Grocery delivery player Grofers has managed to raise $60 million from the SoftBank Group, according to estimates from business intelligence platform Paper.vc. The company, which has been able to hold its own against players, including BigBasket, Amazon Now, would be using the money for major expansion. According to sources, the fund infusion is a part of the bigger round of close to $120 million.
Last year in March, it had raised $62 million in a round, led by SoftBank Group. The company, last year, utilised the funds for doubling its warehousing space as well as fresh hiring and increasing the number of private labels. The company also scrapped some of its offline plans.
“We are looking more towards the supply chain and private label side. We are not planning to enter more cities. We will build more capacity to serve more customers in the cities we are in. We do not have any offline plans, we tried it in 2016 and were not really convinced.
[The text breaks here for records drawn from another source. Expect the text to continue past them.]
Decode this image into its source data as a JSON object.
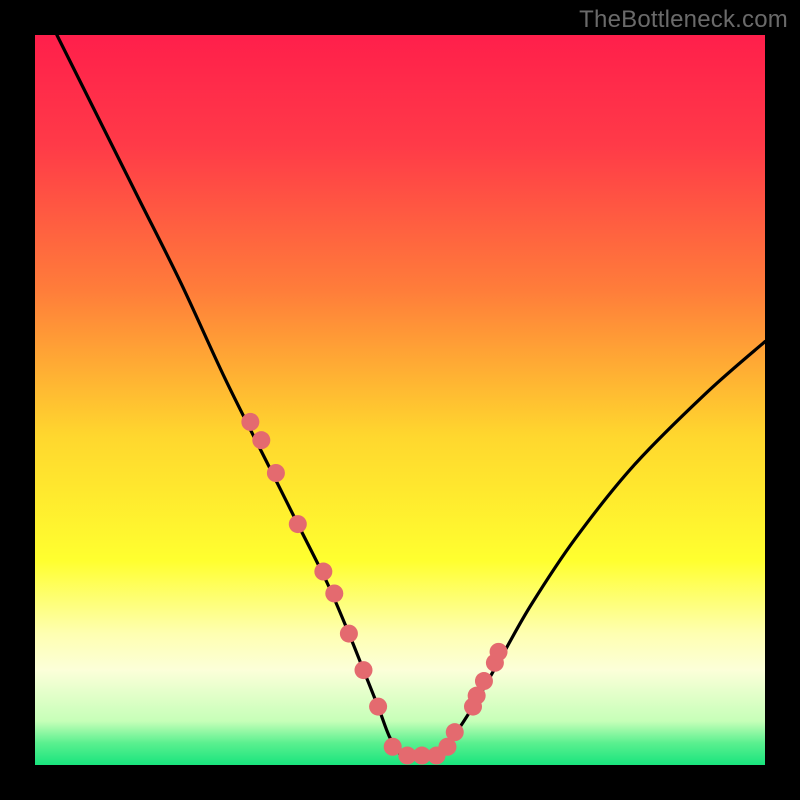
{
  "watermark": "TheBottleneck.com",
  "chart_data": {
    "type": "line",
    "title": "",
    "xlabel": "",
    "ylabel": "",
    "xlim": [
      0,
      100
    ],
    "ylim": [
      0,
      100
    ],
    "gradient_stops": [
      {
        "offset": 0,
        "color": "#ff1f4b"
      },
      {
        "offset": 15,
        "color": "#ff3a48"
      },
      {
        "offset": 35,
        "color": "#ff7d3a"
      },
      {
        "offset": 55,
        "color": "#ffd72e"
      },
      {
        "offset": 72,
        "color": "#ffff2f"
      },
      {
        "offset": 82,
        "color": "#feffb1"
      },
      {
        "offset": 87,
        "color": "#fcffd9"
      },
      {
        "offset": 94,
        "color": "#c6ffb8"
      },
      {
        "offset": 97,
        "color": "#5af08f"
      },
      {
        "offset": 100,
        "color": "#18e47d"
      }
    ],
    "series": [
      {
        "name": "curve",
        "x": [
          3,
          8,
          14,
          20,
          26,
          32,
          36,
          40,
          43,
          45,
          47,
          48.5,
          50,
          51,
          53,
          55,
          57,
          60,
          64,
          68,
          74,
          82,
          92,
          100
        ],
        "y": [
          100,
          90,
          78,
          66,
          53,
          41,
          33,
          25,
          18,
          13,
          8,
          4,
          1.5,
          1.2,
          1.2,
          1.5,
          3.5,
          8,
          15,
          22,
          31,
          41,
          51,
          58
        ]
      }
    ],
    "scatter": {
      "name": "dots",
      "x": [
        29.5,
        31,
        33,
        36,
        39.5,
        41,
        43,
        45,
        47,
        49,
        51,
        53,
        55,
        56.5,
        57.5,
        60,
        60.5,
        61.5,
        63,
        63.5
      ],
      "y": [
        47,
        44.5,
        40,
        33,
        26.5,
        23.5,
        18,
        13,
        8,
        2.5,
        1.3,
        1.3,
        1.3,
        2.5,
        4.5,
        8,
        9.5,
        11.5,
        14,
        15.5
      ]
    },
    "marker_color": "#e46a6f",
    "marker_radius": 9
  }
}
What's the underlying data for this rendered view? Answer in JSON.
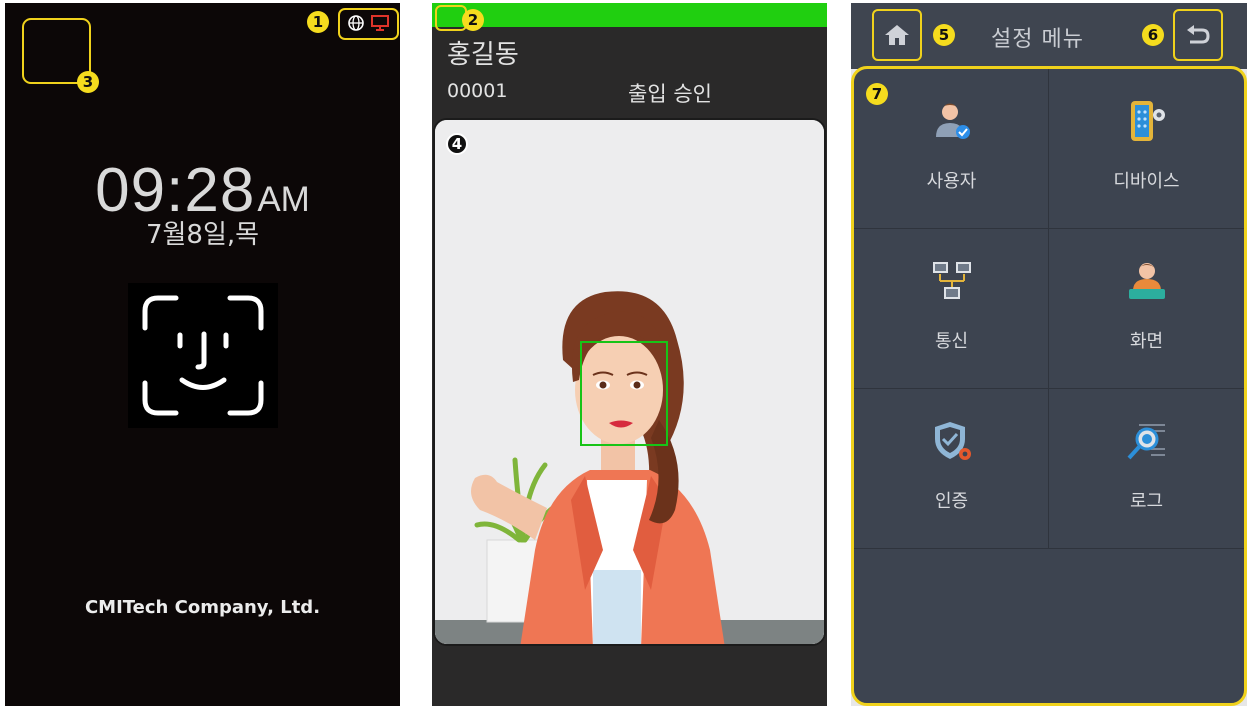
{
  "idle_screen": {
    "callout_1": "1",
    "callout_3": "3",
    "time": "09:28",
    "ampm": "AM",
    "date": "7월8일,목",
    "company": "CMITech Company, Ltd.",
    "status_icons": [
      "globe-icon",
      "monitor-icon"
    ],
    "monitor_color": "#e0342a"
  },
  "result_screen": {
    "callout_2": "2",
    "callout_4": "4",
    "name": "홍길동",
    "user_id": "00001",
    "status": "출입 승인",
    "bar_color": "#20cf10",
    "face_box_color": "#17c417"
  },
  "settings_screen": {
    "callout_5": "5",
    "callout_6": "6",
    "callout_7": "7",
    "title": "설정 메뉴",
    "home_icon": "home-icon",
    "back_icon": "back-arrow-icon",
    "menu": [
      {
        "label": "사용자",
        "icon": "user-icon"
      },
      {
        "label": "디바이스",
        "icon": "device-icon"
      },
      {
        "label": "통신",
        "icon": "network-icon"
      },
      {
        "label": "화면",
        "icon": "display-icon"
      },
      {
        "label": "인증",
        "icon": "shield-icon"
      },
      {
        "label": "로그",
        "icon": "log-search-icon"
      }
    ]
  }
}
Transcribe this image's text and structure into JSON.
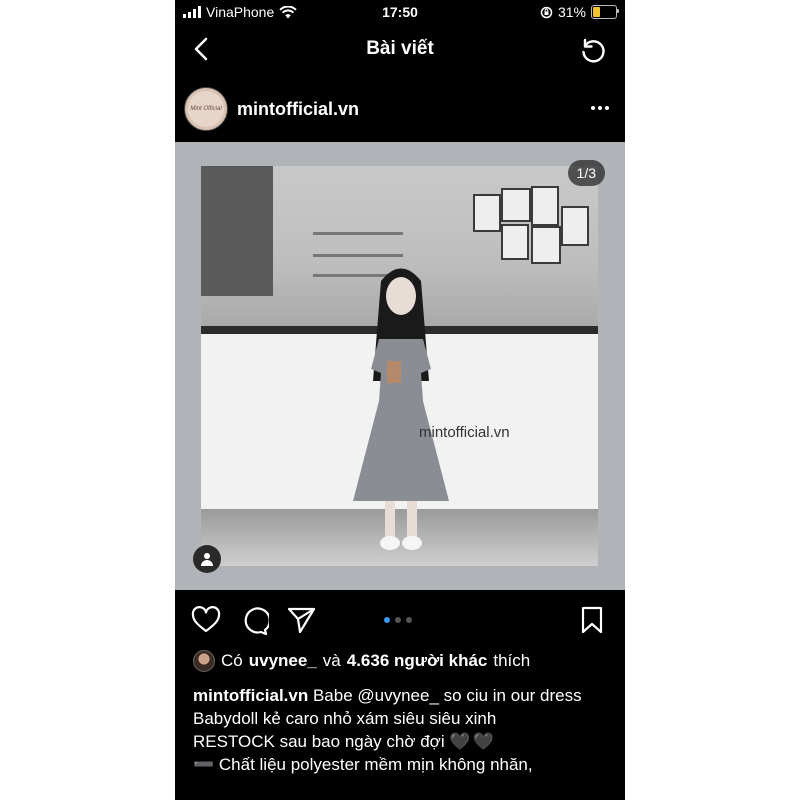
{
  "status_bar": {
    "carrier": "VinaPhone",
    "time": "17:50",
    "battery": "31%",
    "battery_level": 0.31
  },
  "nav": {
    "title": "Bài viết"
  },
  "post": {
    "username": "mintofficial.vn",
    "avatar_text": "Mint Official",
    "image_counter": "1/3",
    "watermark": "mintofficial.vn",
    "carousel_total": 3,
    "carousel_active_index": 1
  },
  "likes": {
    "prefix": "Có",
    "user": "uvynee_",
    "conj": "và",
    "others": "4.636 người khác",
    "suffix": "thích"
  },
  "caption": {
    "username": "mintofficial.vn",
    "first_line": "Babe @uvynee_ so ciu in our dress",
    "line2": "Babydoll kẻ caro nhỏ xám siêu siêu xinh",
    "line3": "RESTOCK sau bao ngày chờ đợi",
    "line3_emoji": "🖤🖤",
    "line4": "➖ Chất liệu polyester mềm mịn không nhăn,"
  },
  "colors": {
    "background": "#000000",
    "photo_frame": "#b0b3b8",
    "carousel_active": "#3897f0"
  }
}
We are not looking at offline at all,” said Albinder Dhindsa, co-founder and chief executive officer of Grofers had said last year. During the two-year-long crisis that struck the e-grocery space in 2015, caused shutters down on firms, including Local Banya, PepperTap, AskMe Bazaar.
Grofers, which has in 2017 got a nod from the government for 100 per cent foreign direct investment (FDI) on food-only retail, will take the plan forward only on its online platform. The company has been scouting for real estate to set up more warehouses.
In November 2015, it had raised $120 million from SoftBank and Russian entrepreneur Yuri Milner, with participation from existing investors Tiger Global and Sequoia Capital. It raised $35 million more from Tiger Global Management and Sequoia Capital India in another round the same year.
The Albinder Dhindsa-led company had also raised an undisclosed amount in seed funding from Sequoia and Zomato founder Deepinder Goyal in December 2014.